Kesemuanya di pasang di lengan. Khusus untuk gelang buku beban bahannya
berasal dari permata putih. Sementara untuk kaki dikenakan gelang nago betapo
dan gelang ular melingkar. Disebut demikian karena bentuknya yang menyerupai
naga dalam dongeng sedang tidur clan ular yang melingkar membentuk bulatan.
Sedangkan unsur-unsur kelengkapan yang lain seperti teratai dada (tutup dada),
pending dan sabuk (ikat pinggang), selendang, dan selop hampir sama dengan
yang dikenakan pria. Bedanya bentuk motif yang lebih besar pada teratai dada
dan pending.
4. Tari-Tarian
a. Tari Rantak Kudo disebut begitu karena gerakannya yang menghentak-hentak seperti
kuda, tarian ini dilakukan untuk merayakan hasil panen pertanian di daerah Kerinci dan
dilangsungkan berhari-hari tanpa henti.
b. Tari Serengkuh Dayung menggambarkan tentang perasaan searah setujuan,
kebersamaan dan ditarikan oleh penari putri.
c. Tari Baselang menceritakan tentang semangat gotongroyong masyarakat desa dan
ditarikan putra putrid
d. Tari Inai untuk menghibur mempelai wanita yang sedang memasang inai di malam
hari, sebelum duduk di pelaminan ditarikan Putra dan Putri.
e. Tari Japin Rantau menggambarkan prikehidupan masyarakat di pesisir pantai.
f. Tari Tauh Jambi
Tari Tauh Jambi merupakan tarian khas Daerah Lekuk 50 Tumbi Lempur, Kecamatan
Gunung Raya. Pergaulan atau hubungan muda-mudi (bujang gadis) digambarkan dalam
tarian ini. Tarian ini telah ada sejak zaman dahulu sampai sekarang dan diwariskan secara
turun temurun. Hingga akhirnya masyarakat tidak mengetahui siapa sebenarnya pencipta
tarian yang telah mengakar ditengah-tengah masyarakat. Hari ini, tari Tauh Jambi sangat
populer di Kabupaten Bungo sebagai tari tradisional yang sangat digemari masyarakat.

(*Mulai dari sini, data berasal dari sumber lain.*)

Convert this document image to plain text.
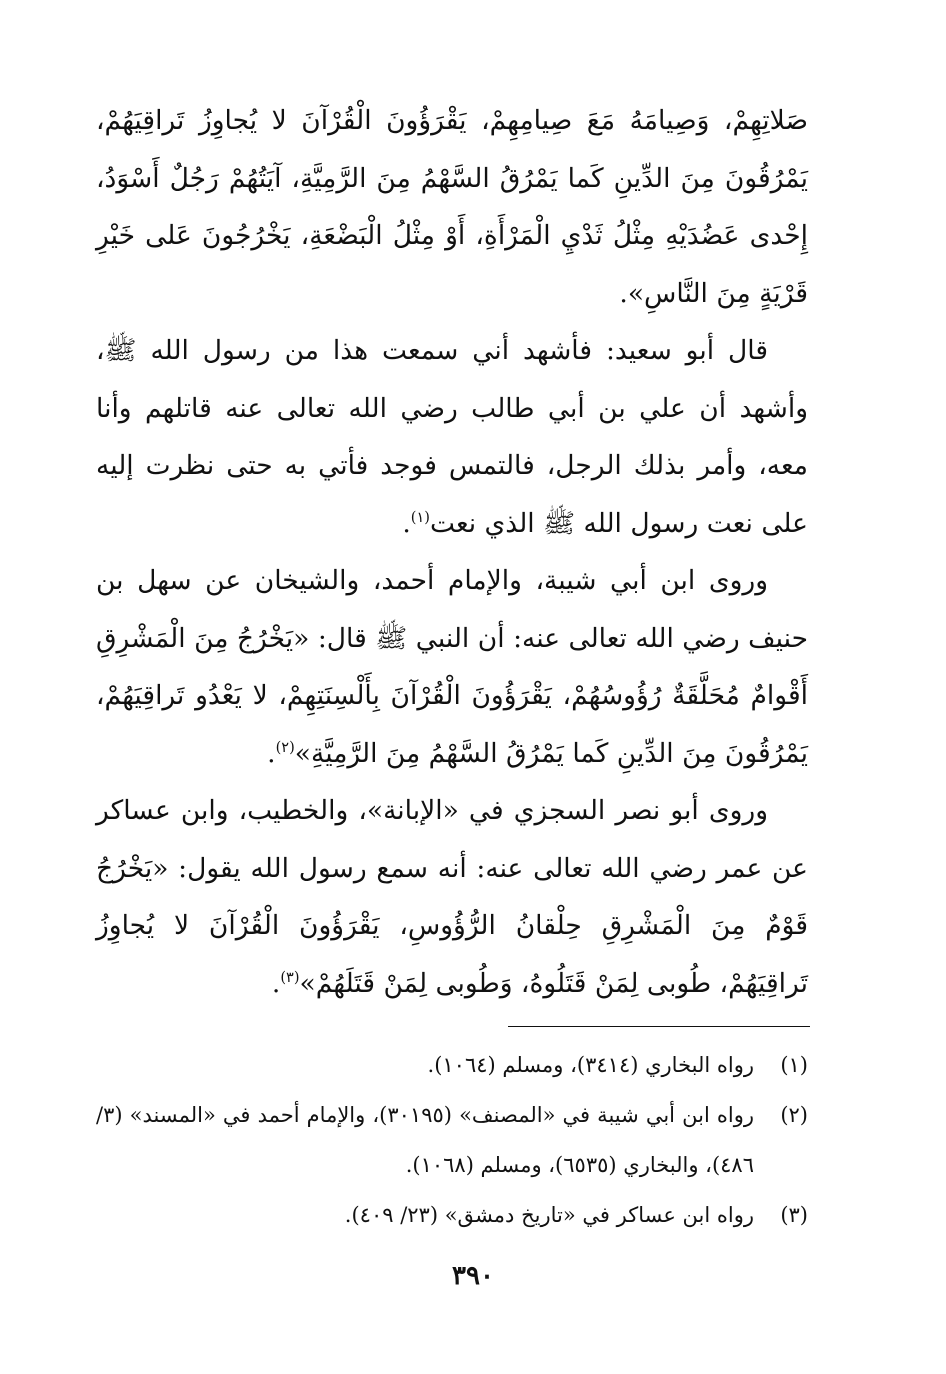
صَلاتِهِمْ، وَصِيامَهُ مَعَ صِيامِهِمْ، يَقْرَؤُونَ الْقُرْآنَ لا يُجاوِزُ تَراقِيَهُمْ، يَمْرُقُونَ مِنَ الدِّينِ كَما يَمْرُقُ السَّهْمُ مِنَ الرَّمِيَّةِ، آيَتُهُمْ رَجُلٌ أَسْوَدُ، إِحْدى عَضُدَيْهِ مِثْلُ ثَدْيِ الْمَرْأَةِ، أَوْ مِثْلُ الْبَضْعَةِ، يَخْرُجُونَ عَلى خَيْرِ قَرْيَةٍ مِنَ النَّاسِ».

قال أبو سعيد: فأشهد أني سمعت هذا من رسول الله ﷺ، وأشهد أن علي بن أبي طالب رضي الله تعالى عنه قاتلهم وأنا معه، وأمر بذلك الرجل، فالتمس فوجد فأتي به حتى نظرت إليه على نعت رسول الله ﷺ الذي نعت$^{(١)}$.

وروى ابن أبي شيبة، والإمام أحمد، والشيخان عن سهل بن حنيف رضي الله تعالى عنه: أن النبي ﷺ قال: «يَخْرُجُ مِنَ الْمَشْرِقِ أَقْوامٌ مُحَلَّقَةٌ رُؤُوسُهُمْ، يَقْرَؤُونَ الْقُرْآنَ بِأَلْسِنَتِهِمْ، لا يَعْدُو تَراقِيَهُمْ، يَمْرُقُونَ مِنَ الدِّينِ كَما يَمْرُقُ السَّهْمُ مِنَ الرَّمِيَّةِ»$^{(٢)}$.

وروى أبو نصر السجزي في «الإبانة»، والخطيب، وابن عساكر عن عمر رضي الله تعالى عنه: أنه سمع رسول الله يقول: «يَخْرُجُ قَوْمٌ مِنَ الْمَشْرِقِ حِلْقانُ الرُّؤُوسِ، يَقْرَؤُونَ الْقُرْآنَ لا يُجاوِزُ تَراقِيَهُمْ، طُوبى لِمَنْ قَتَلُوهُ، وَطُوبى لِمَنْ قَتَلَهُمْ»$^{(٣)}$.

(١)
رواه البخاري (٣٤١٤)، ومسلم (١٠٦٤).
(٢)
رواه ابن أبي شيبة في «المصنف» (٣٠١٩٥)، والإمام أحمد في «المسند» (٣/ ٤٨٦)، والبخاري (٦٥٣٥)، ومسلم (١٠٦٨).
(٣)
رواه ابن عساكر في «تاريخ دمشق» (٢٣/ ٤٠٩).
٣٩٠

Perayaan-perayaan, kenduri Sko, dan penyambutan tamu menjadi helatan saat tarian ini
ditampilkan didepan publik. Tarian Tauh Jambi biasanya ditarikan ketika menyambut Rajo
dan Berelek Gedang. Helatan yang paling sering dihiasi oleh tarian ini ialah Beselang
Gedang atau gotong royong menuai padi ketika panen berlangsung. Oleh sebab itu,
tarian ini juga menggambarkan perasaan suka cita dan syukur dari masyarakat adatnya.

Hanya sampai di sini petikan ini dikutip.